You Must (Memorize) This: Ctrl + Alt + Delete
This is a classic video essay from Harry Brewis (otherwise known as HBomberguy) about why bad art exists. Here, he looks into a shoddy webcomic called Ctrl Alt Delete, and its most famous panel Loss, which has been memed on the Internet since its publication in 2008. This is also aligned with Tommy Wiseau’s The Room, whose badness overshadows the authenticity of its story. It’s a bit of a stretch for me, but the rationale for Brewis’s thesis is a solid one. Bad art comes from a culture that can be dismissed through easy targets, while good art can be susceptible to the same problems and the cycle continues. Harry’s politics are suspect (he’s part of the Breadtube movement after all) and there are skits here that are a bit indulgent in the creator’s vision. But I can’t lie that when he does videos like this, it justifies whatever his talents are and I can put my differences aside to appreciate that art is still art, no matter the quality.

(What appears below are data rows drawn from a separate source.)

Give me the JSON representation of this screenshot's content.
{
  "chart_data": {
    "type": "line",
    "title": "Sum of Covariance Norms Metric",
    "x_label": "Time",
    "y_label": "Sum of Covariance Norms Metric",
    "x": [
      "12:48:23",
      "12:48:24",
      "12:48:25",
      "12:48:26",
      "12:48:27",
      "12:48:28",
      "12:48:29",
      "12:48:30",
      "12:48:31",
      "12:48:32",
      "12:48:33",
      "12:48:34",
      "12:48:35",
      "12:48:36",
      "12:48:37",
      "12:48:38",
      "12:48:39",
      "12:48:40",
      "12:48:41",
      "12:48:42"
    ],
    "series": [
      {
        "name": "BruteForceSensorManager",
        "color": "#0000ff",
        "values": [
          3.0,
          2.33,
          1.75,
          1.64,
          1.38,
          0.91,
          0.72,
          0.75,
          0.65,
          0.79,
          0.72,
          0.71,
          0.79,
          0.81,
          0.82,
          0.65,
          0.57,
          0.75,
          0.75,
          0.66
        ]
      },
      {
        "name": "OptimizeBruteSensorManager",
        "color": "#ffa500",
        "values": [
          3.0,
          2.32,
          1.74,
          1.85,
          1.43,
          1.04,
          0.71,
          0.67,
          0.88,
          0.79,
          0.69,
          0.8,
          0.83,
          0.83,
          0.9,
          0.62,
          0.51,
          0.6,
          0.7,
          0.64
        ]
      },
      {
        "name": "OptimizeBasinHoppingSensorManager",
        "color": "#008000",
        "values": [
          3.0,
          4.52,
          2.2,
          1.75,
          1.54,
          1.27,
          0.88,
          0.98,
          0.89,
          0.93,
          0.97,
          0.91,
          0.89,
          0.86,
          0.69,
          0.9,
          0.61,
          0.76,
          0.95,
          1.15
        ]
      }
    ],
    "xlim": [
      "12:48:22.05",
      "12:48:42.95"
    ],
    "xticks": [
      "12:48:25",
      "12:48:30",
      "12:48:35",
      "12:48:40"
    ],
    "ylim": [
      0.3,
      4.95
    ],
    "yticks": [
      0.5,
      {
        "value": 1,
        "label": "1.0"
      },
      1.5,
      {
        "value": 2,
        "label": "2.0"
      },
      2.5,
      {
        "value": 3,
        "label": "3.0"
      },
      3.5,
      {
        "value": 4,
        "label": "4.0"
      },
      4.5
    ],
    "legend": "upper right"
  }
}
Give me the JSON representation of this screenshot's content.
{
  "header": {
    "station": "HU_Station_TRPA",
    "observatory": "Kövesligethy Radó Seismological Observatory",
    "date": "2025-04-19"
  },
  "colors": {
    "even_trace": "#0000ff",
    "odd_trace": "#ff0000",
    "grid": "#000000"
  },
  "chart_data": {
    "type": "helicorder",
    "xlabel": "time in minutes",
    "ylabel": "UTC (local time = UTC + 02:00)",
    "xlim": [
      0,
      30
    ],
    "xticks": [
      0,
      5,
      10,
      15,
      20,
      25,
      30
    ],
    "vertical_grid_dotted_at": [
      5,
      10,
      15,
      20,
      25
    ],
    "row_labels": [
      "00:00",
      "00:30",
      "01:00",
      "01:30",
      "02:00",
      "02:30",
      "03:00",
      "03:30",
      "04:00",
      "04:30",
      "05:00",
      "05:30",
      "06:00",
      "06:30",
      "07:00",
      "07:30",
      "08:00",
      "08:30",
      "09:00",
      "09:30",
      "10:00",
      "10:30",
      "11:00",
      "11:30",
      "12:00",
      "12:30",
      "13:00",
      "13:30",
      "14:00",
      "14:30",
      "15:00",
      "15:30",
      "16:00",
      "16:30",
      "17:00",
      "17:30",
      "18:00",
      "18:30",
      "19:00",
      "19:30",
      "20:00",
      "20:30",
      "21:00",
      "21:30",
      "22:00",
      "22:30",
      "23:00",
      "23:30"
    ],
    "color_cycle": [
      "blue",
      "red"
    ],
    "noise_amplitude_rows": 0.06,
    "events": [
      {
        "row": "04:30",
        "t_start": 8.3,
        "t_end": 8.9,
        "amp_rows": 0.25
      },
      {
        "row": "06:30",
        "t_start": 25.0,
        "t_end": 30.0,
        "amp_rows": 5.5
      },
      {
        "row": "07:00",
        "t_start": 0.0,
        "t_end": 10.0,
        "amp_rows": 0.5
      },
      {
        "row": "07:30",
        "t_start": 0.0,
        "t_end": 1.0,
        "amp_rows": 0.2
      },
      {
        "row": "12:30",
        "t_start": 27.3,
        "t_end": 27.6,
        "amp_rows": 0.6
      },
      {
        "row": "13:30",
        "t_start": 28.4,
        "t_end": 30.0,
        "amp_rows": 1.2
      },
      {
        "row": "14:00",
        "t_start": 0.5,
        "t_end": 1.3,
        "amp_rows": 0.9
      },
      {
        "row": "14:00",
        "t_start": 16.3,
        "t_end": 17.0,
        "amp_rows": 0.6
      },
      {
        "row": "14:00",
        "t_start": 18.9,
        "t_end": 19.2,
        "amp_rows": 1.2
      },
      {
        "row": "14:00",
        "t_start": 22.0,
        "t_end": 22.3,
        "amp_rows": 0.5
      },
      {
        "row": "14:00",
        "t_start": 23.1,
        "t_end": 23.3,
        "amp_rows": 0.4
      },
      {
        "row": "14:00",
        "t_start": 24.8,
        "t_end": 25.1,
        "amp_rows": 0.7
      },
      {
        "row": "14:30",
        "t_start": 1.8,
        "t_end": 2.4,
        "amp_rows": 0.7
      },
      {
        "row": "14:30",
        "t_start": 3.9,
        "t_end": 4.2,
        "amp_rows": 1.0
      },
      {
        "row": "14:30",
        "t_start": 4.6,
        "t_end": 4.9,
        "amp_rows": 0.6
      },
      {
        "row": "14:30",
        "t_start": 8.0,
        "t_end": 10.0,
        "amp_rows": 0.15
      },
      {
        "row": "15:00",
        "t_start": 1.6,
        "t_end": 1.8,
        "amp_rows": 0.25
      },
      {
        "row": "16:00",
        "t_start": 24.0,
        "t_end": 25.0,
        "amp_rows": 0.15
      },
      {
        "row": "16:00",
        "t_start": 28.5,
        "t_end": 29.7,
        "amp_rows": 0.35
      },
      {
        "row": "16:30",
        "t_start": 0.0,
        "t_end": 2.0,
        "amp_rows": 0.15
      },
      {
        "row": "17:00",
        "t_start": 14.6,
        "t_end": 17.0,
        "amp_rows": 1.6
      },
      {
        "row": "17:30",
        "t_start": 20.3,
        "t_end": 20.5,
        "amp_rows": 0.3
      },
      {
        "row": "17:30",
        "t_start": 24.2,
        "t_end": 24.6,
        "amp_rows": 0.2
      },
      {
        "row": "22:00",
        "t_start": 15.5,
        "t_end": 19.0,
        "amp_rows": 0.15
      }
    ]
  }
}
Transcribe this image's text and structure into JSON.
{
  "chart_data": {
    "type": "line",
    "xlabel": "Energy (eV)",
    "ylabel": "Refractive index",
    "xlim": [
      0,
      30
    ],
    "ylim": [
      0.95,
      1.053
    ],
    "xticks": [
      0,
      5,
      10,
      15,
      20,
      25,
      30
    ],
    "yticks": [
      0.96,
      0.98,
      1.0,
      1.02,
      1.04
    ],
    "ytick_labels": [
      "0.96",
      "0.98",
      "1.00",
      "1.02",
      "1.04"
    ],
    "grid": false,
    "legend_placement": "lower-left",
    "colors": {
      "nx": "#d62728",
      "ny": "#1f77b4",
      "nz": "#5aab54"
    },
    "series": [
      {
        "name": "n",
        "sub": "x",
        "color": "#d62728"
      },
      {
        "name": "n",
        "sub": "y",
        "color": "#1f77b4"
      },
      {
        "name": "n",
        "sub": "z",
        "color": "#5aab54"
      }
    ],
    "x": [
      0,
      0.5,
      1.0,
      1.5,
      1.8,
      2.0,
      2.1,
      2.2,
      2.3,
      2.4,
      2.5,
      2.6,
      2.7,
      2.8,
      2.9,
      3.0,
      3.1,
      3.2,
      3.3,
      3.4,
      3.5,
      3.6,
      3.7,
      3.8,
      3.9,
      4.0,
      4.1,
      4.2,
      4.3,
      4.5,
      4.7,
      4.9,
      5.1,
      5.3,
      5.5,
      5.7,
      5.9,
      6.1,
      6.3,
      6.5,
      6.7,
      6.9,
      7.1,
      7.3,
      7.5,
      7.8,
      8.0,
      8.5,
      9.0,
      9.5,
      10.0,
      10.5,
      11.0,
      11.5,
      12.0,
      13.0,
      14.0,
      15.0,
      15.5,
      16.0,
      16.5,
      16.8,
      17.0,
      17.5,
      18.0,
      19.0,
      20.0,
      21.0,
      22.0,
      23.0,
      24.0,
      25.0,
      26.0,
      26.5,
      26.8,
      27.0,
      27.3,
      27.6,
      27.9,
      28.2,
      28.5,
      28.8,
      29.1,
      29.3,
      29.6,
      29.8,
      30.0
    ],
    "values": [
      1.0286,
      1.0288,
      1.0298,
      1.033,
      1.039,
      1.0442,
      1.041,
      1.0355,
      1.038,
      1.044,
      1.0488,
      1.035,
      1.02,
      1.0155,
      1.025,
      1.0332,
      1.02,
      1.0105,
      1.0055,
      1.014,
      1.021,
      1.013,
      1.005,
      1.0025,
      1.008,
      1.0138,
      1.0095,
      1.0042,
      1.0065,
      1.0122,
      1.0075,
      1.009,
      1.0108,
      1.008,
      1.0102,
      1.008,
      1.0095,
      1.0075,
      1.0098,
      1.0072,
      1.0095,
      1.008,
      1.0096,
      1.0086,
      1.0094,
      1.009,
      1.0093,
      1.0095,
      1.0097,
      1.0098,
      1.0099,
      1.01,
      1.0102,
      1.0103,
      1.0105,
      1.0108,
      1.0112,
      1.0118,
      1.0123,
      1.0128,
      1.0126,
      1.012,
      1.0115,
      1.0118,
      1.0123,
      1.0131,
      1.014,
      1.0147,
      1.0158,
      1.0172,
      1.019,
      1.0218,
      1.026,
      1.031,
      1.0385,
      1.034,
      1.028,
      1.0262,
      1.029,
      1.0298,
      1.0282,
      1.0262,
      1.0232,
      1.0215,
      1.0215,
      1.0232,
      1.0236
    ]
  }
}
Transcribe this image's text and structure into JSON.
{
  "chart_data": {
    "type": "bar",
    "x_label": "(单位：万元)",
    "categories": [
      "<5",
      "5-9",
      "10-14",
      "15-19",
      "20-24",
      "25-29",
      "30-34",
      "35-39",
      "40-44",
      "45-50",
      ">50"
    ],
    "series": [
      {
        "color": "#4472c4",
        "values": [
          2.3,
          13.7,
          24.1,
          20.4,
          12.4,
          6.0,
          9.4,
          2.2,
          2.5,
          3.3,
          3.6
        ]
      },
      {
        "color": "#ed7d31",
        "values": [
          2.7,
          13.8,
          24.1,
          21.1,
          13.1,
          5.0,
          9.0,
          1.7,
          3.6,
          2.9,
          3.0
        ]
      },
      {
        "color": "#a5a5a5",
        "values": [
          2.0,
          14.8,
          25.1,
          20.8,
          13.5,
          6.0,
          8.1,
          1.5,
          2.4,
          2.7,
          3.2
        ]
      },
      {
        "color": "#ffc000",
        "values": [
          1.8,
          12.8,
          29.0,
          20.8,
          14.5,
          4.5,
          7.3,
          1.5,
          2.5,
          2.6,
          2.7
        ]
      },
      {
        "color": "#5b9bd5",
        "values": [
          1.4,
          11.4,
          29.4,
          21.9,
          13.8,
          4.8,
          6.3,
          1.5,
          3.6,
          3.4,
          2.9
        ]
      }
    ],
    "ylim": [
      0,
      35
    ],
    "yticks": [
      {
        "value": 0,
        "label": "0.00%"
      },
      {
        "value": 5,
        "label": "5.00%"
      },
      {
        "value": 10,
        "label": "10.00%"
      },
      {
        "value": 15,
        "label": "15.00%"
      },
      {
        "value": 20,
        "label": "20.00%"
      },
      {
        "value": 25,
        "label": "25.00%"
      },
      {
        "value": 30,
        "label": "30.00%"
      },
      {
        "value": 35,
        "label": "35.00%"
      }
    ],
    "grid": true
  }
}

The Kino Around The Corner: A Face in The Crowd
What I find fascinating about A Face in the Crowd isn’t just Andy Griffith’s bravura performance as Larry ‘Lonesome’ Rhodes, or that his character tells a brutal truth about corporate media relying on someone to sell their own products that warps said, person. But look at the contrast between Griffith and Patricia Neal as Marcia Jeffries, a radio journalist who initially interviewed him before he broke out. Rhodes is charismatic and entertaining. Marcia is calm and nuanced and she was happy for the star to burst out before fame reshaped his head. This is a nuance that I felt was kinda missed by Elia Kazan, a satire that could blame both Rhodes’ behaviour and the corporate hands perpetrating the low state of its medium, but where is the accountability for Marcia Jeffries, who seems to let the devil out of the cage. Nevertheless, A Face in the Crowd is a fascinating character study of how our empathy to the most ordinary person in the world meets its limits, once they have their fifteen minutes of fame. A worthy predecessor of Network’s Howard Beale and Nightcrawler’s Lou Bloom, Kazan also delivers some of the greatest endings I’ve seen in Hollywood cinema.